His last name DID get him to Congress….
llp33 says
A dynasty name is well and good for a sleepy House primary against 2 nobodies, but a statewide race will attract hungry liberals who will be glad to draw a contrast to these bad votes Kennedy keeps making.
jconway says
I honestly hope we have rounded a corner in Massachusetts that would allow for such a contrast to occur. I worry when he inevitably gets a shot at a higher position the decks will be cleared for him, either intentionally or due to a cowardly opposition willing to fight.
It would be one thing if he was a leader and not a backbencher, and if he was voting properly rather than awkwardly, but were we to stack his record up against his father or his great uncle on security issues we would see he is arguably to their right, possibly significantly as Ted was a strong anti FISA crusader. And we don’t even need to look to the past to see that his own cousin is significantly bolder on the issue of drug reform.
jconway says
This is why I wish we could edit post, Patrick Kennedy is actually even worse on this issue, apologize for the misleading link.
Christopher says
…comes largely from personal experience. It might behoove us to heed cautions from the likes of him.
jconway says
Linking to it might have been one of the dumber mistakes I’ve made on this site. In that article he says that prison time is a good thing for offenders, when he himself got a wrist slap and a small ‘pee in the cup in front of an officer’ offense while the vast majority of poor, non-white offenders can sometimes get life sentences for possession with the kind of harsh laws both Kennedy’s apparently support.
This is a strong social justice issue, and the affects of marijuana addiction, which I won’t deny, are less harmful than alcohol or cigarette addiction currently allowed under law and currently providing revenue to the state. Don’t see why a regulatory regime for pot would be significantly worse than that status quo-and I have yet to see evidence beyond yours and Patches ‘personal experience’ to justify that status quo.
jconway says
At least be consistent Christopher.
Christopher says
Tobacco – in my perfect world it would be banned and I am so glad that restrictions on its usage have gotten tighter in recent years, and that the tobacco lobby has taken both legal and political hits. In practice I fear that such a ban would be about as “successful” as Prohibition, which leads us to…
Alcohol – though to be fair I have also read that Prohibition did keep consumption down to levels that did not recover to previous levels until the 1970s. I do not favor the outright prohibition of alcohol. It can be enjoyed responsibly without polluting the surrounding air and may in some cases (e. g. red wine for your heart) have health benefits.

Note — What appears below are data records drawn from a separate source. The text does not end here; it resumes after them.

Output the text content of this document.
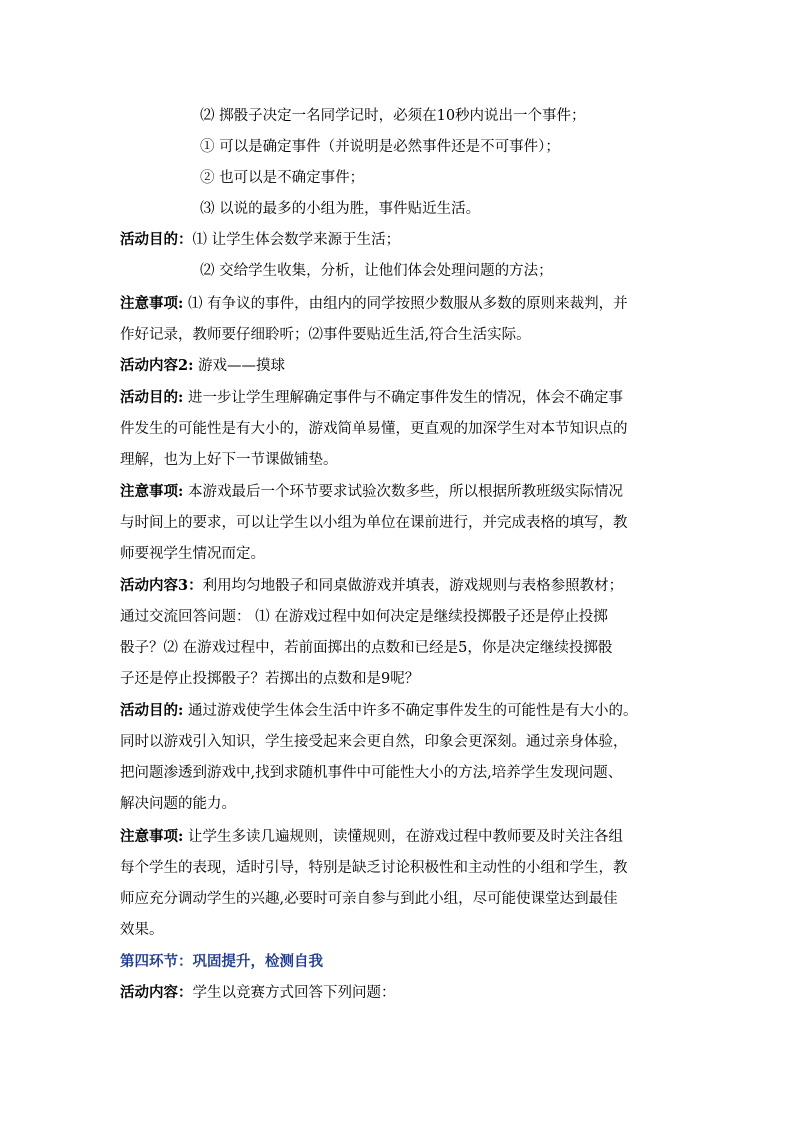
⑵ 掷骰子决定一名同学记时，必须在10秒内说出一个事件；
① 可以是确定事件（并说明是必然事件还是不可事件）；
② 也可以是不确定事件；
⑶ 以说的最多的小组为胜，事件贴近生活。
活动目的：⑴ 让学生体会数学来源于生活；
⑵ 交给学生收集，分析，让他们体会处理问题的方法；
注意事项: ⑴ 有争议的事件，由组内的同学按照少数服从多数的原则来裁判，并
作好记录，教师要仔细聆听；⑵事件要贴近生活,符合生活实际。
活动内容2: 游戏——摸球
活动目的: 进一步让学生理解确定事件与不确定事件发生的情况，体会不确定事
件发生的可能性是有大小的，游戏简单易懂，更直观的加深学生对本节知识点的
理解，也为上好下一节课做铺垫。
注意事项: 本游戏最后一个环节要求试验次数多些，所以根据所教班级实际情况
与时间上的要求，可以让学生以小组为单位在课前进行，并完成表格的填写，教
师要视学生情况而定。
活动内容3：利用均匀地骰子和同桌做游戏并填表，游戏规则与表格参照教材；
通过交流回答问题： ⑴ 在游戏过程中如何决定是继续投掷骰子还是停止投掷
骰子？⑵ 在游戏过程中，若前面掷出的点数和已经是5，你是决定继续投掷骰
子还是停止投掷骰子？若掷出的点数和是9呢？
活动目的: 通过游戏使学生体会生活中许多不确定事件发生的可能性是有大小的。
同时以游戏引入知识，学生接受起来会更自然，印象会更深刻。通过亲身体验，
把问题渗透到游戏中,找到求随机事件中可能性大小的方法,培养学生发现问题、
解决问题的能力。
注意事项: 让学生多读几遍规则，读懂规则，在游戏过程中教师要及时关注各组
每个学生的表现，适时引导，特别是缺乏讨论积极性和主动性的小组和学生，教
师应充分调动学生的兴趣,必要时可亲自参与到此小组，尽可能使课堂达到最佳
效果。
第四环节：巩固提升，检测自我
活动内容：学生以竞赛方式回答下列问题：
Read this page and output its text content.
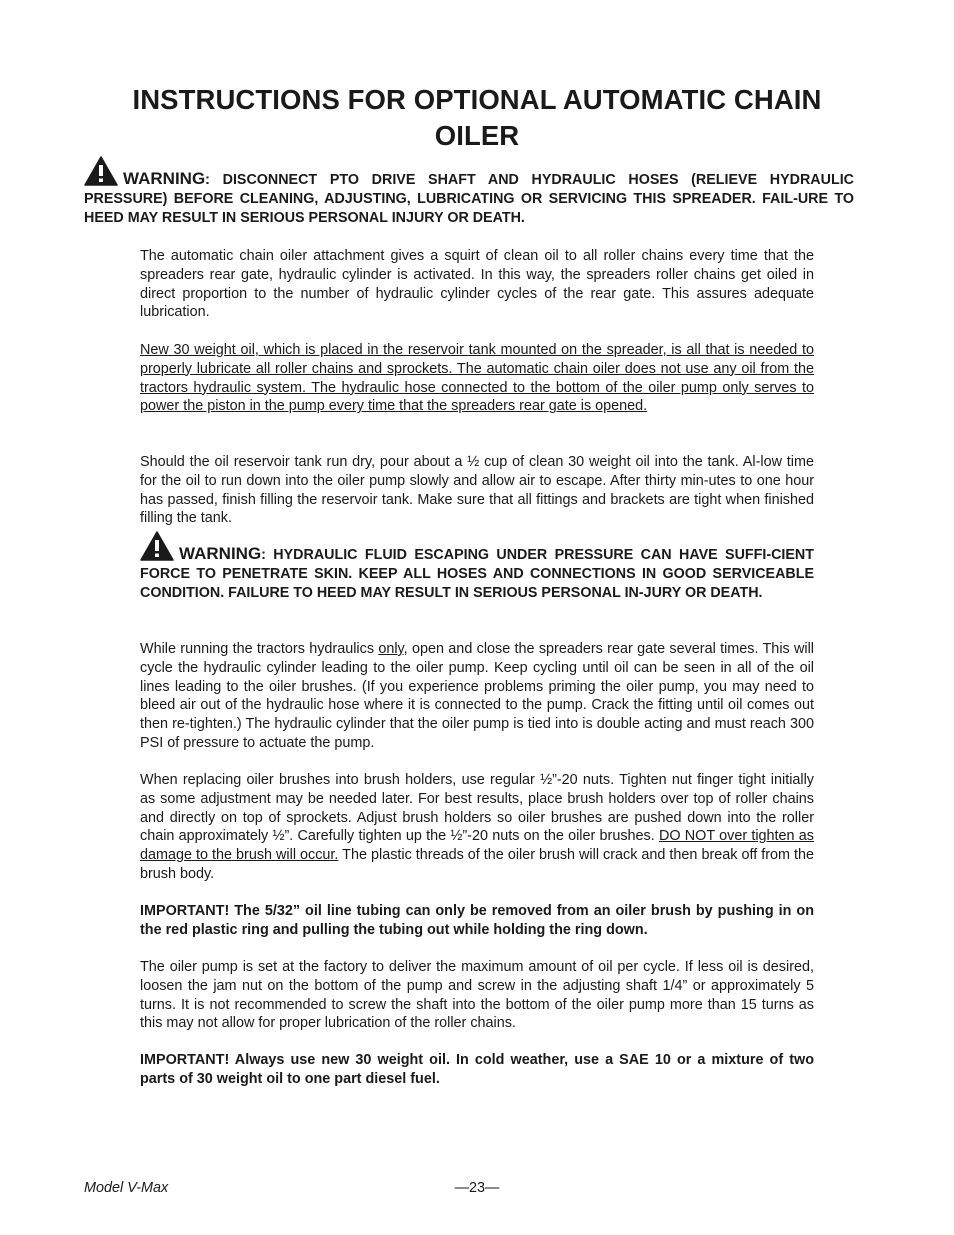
INSTRUCTIONS FOR OPTIONAL AUTOMATIC CHAIN
OILER

WARNING: DISCONNECT PTO DRIVE SHAFT AND HYDRAULIC HOSES (RELIEVE HYDRAULIC PRESSURE) BEFORE CLEANING, ADJUSTING, LUBRICATING OR SERVICING THIS SPREADER. FAIL-URE TO HEED MAY RESULT IN SERIOUS PERSONAL INJURY OR DEATH.

The automatic chain oiler attachment gives a squirt of clean oil to all roller chains every time that the spreaders rear gate, hydraulic cylinder is activated. In this way, the spreaders roller chains get oiled in direct proportion to the number of hydraulic cylinder cycles of the rear gate. This assures adequate lubrication.

New 30 weight oil, which is placed in the reservoir tank mounted on the spreader, is all that is needed to properly lubricate all roller chains and sprockets. The automatic chain oiler does not use any oil from the tractors hydraulic system. The hydraulic hose connected to the bottom of the oiler pump only serves to power the piston in the pump every time that the spreaders rear gate is opened.

Should the oil reservoir tank run dry, pour about a ½ cup of clean 30 weight oil into the tank. Al-low time for the oil to run down into the oiler pump slowly and allow air to escape. After thirty min-utes to one hour has passed, finish filling the reservoir tank. Make sure that all fittings and brackets are tight when finished filling the tank.

WARNING: HYDRAULIC FLUID ESCAPING UNDER PRESSURE CAN HAVE SUFFI-CIENT FORCE TO PENETRATE SKIN. KEEP ALL HOSES AND CONNECTIONS IN GOOD SERVICEABLE CONDITION. FAILURE TO HEED MAY RESULT IN SERIOUS PERSONAL IN-JURY OR DEATH.

While running the tractors hydraulics only, open and close the spreaders rear gate several times. This will cycle the hydraulic cylinder leading to the oiler pump. Keep cycling until oil can be seen in all of the oil lines leading to the oiler brushes. (If you experience problems priming the oiler pump, you may need to bleed air out of the hydraulic hose where it is connected to the pump. Crack the fitting until oil comes out then re-tighten.) The hydraulic cylinder that the oiler pump is tied into is double acting and must reach 300 PSI of pressure to actuate the pump.

When replacing oiler brushes into brush holders, use regular ½”-20 nuts. Tighten nut finger tight initially as some adjustment may be needed later. For best results, place brush holders over top of roller chains and directly on top of sprockets. Adjust brush holders so oiler brushes are pushed down into the roller chain approximately ½”. Carefully tighten up the ½”-20 nuts on the oiler brushes. DO NOT over tighten as damage to the brush will occur. The plastic threads of the oiler brush will crack and then break off from the brush body.

IMPORTANT! The 5/32” oil line tubing can only be removed from an oiler brush by pushing in on the red plastic ring and pulling the tubing out while holding the ring down.

The oiler pump is set at the factory to deliver the maximum amount of oil per cycle. If less oil is desired, loosen the jam nut on the bottom of the pump and screw in the adjusting shaft 1/4” or approximately 5 turns. It is not recommended to screw the shaft into the bottom of the oiler pump more than 15 turns as this may not allow for proper lubrication of the roller chains.

IMPORTANT! Always use new 30 weight oil. In cold weather, use a SAE 10 or a mixture of two parts of 30 weight oil to one part diesel fuel.

—23—

Model V-Max
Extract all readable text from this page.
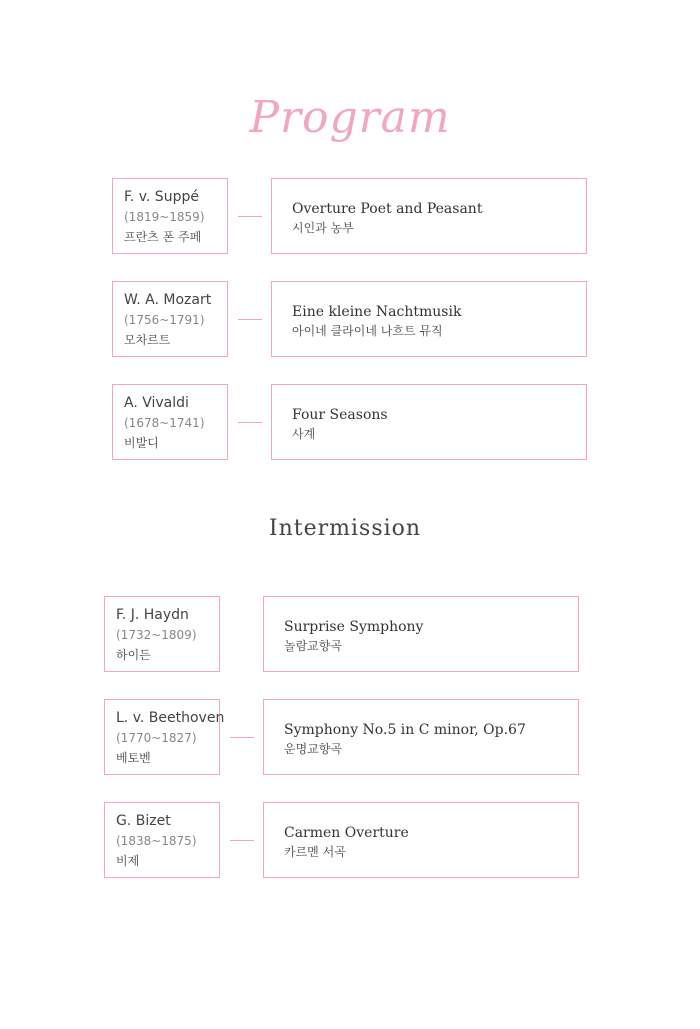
Program
F. v. Suppé
(1819~1859)
프란츠 폰 주페
Overture Poet and Peasant
시인과 농부
W. A. Mozart
(1756~1791)
모차르트
Eine kleine Nachtmusik
아이네 클라이네 나흐트 뮤직
A. Vivaldi
(1678~1741)
비발디
Four Seasons
사계
Intermission
F. J. Haydn
(1732~1809)
하이든
Surprise Symphony
놀람교향곡
L. v. Beethoven
(1770~1827)
베토벤
Symphony No.5 in C minor, Op.67
운명교향곡
G. Bizet
(1838~1875)
비제
Carmen Overture
카르멘 서곡
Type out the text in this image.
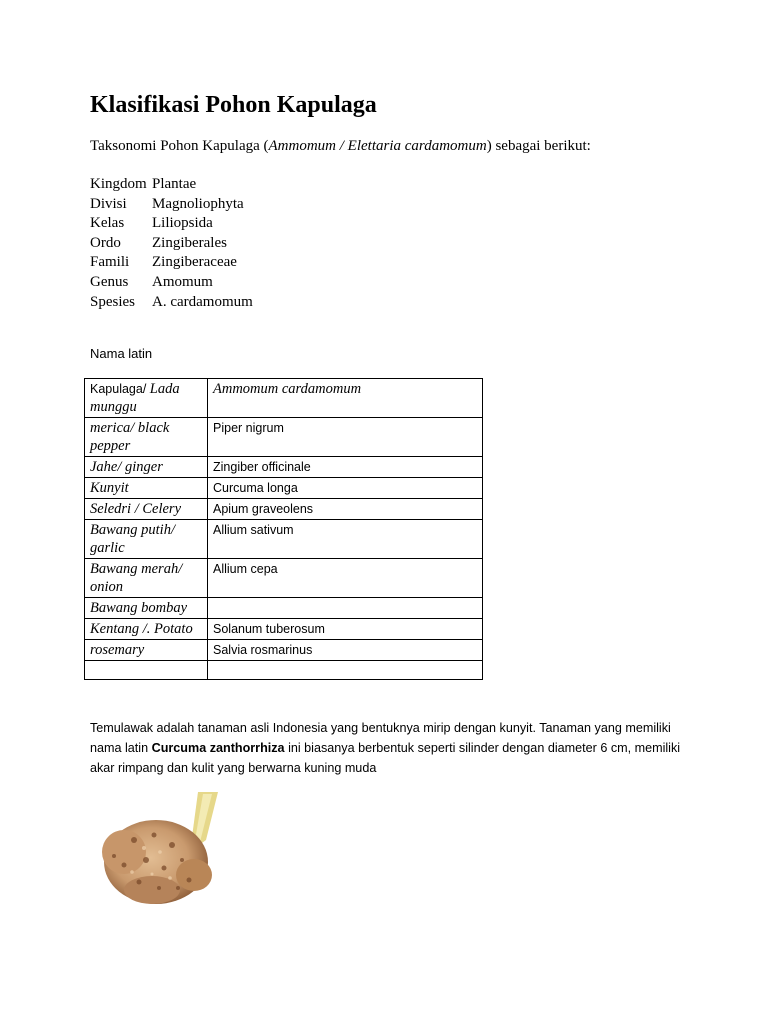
Klasifikasi Pohon Kapulaga
Taksonomi Pohon Kapulaga (Ammomum / Elettaria cardamomum) sebagai berikut:
Kingdom Plantae
Divisi	Magnoliophyta
Kelas	Liliopsida
Ordo	Zingiberales
Famili	Zingiberaceae
Genus	Amomum
Spesies	A. cardamomum
Nama latin
Kapulaga/ Lada munggu	Ammomum cardamomum
merica/ black pepper	Piper nigrum
Jahe/ ginger	Zingiber officinale
Kunyit	Curcuma longa
Seledri / Celery	Apium graveolens
Bawang putih/ garlic	Allium sativum
Bawang merah/ onion	Allium cepa
Bawang bombay	
Kentang /. Potato	Solanum tuberosum
rosemary	Salvia rosmarinus

Temulawak adalah tanaman asli Indonesia yang bentuknya mirip dengan kunyit. Tanaman yang memiliki nama latin Curcuma zanthorrhiza ini biasanya berbentuk seperti silinder dengan diameter 6 cm, memiliki akar rimpang dan kulit yang berwarna kuning muda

I guess for me the greatest consistency is in keeping the status quo. No need to ban what is legal, but also no compelling case to introduce a new substance to the legal column. Also marijuana combines the fumes element of cigarettes with the impairment elements of alcohol.
jconway says
Is this supposed to be favoring decriminalization as your middle ground?
Christopher says
I have said I’m open to decriminalization, but that’s not what I meant here. I’m at a loss for how to put it in different words. I guess I’m saying that if pot were already legal I would not be champing at the bit to ban it, and likewise if tobacco were not legal and the proposal was to legalize it I imagine myself having about the same reaction as I’m having to the idea of pot legalization.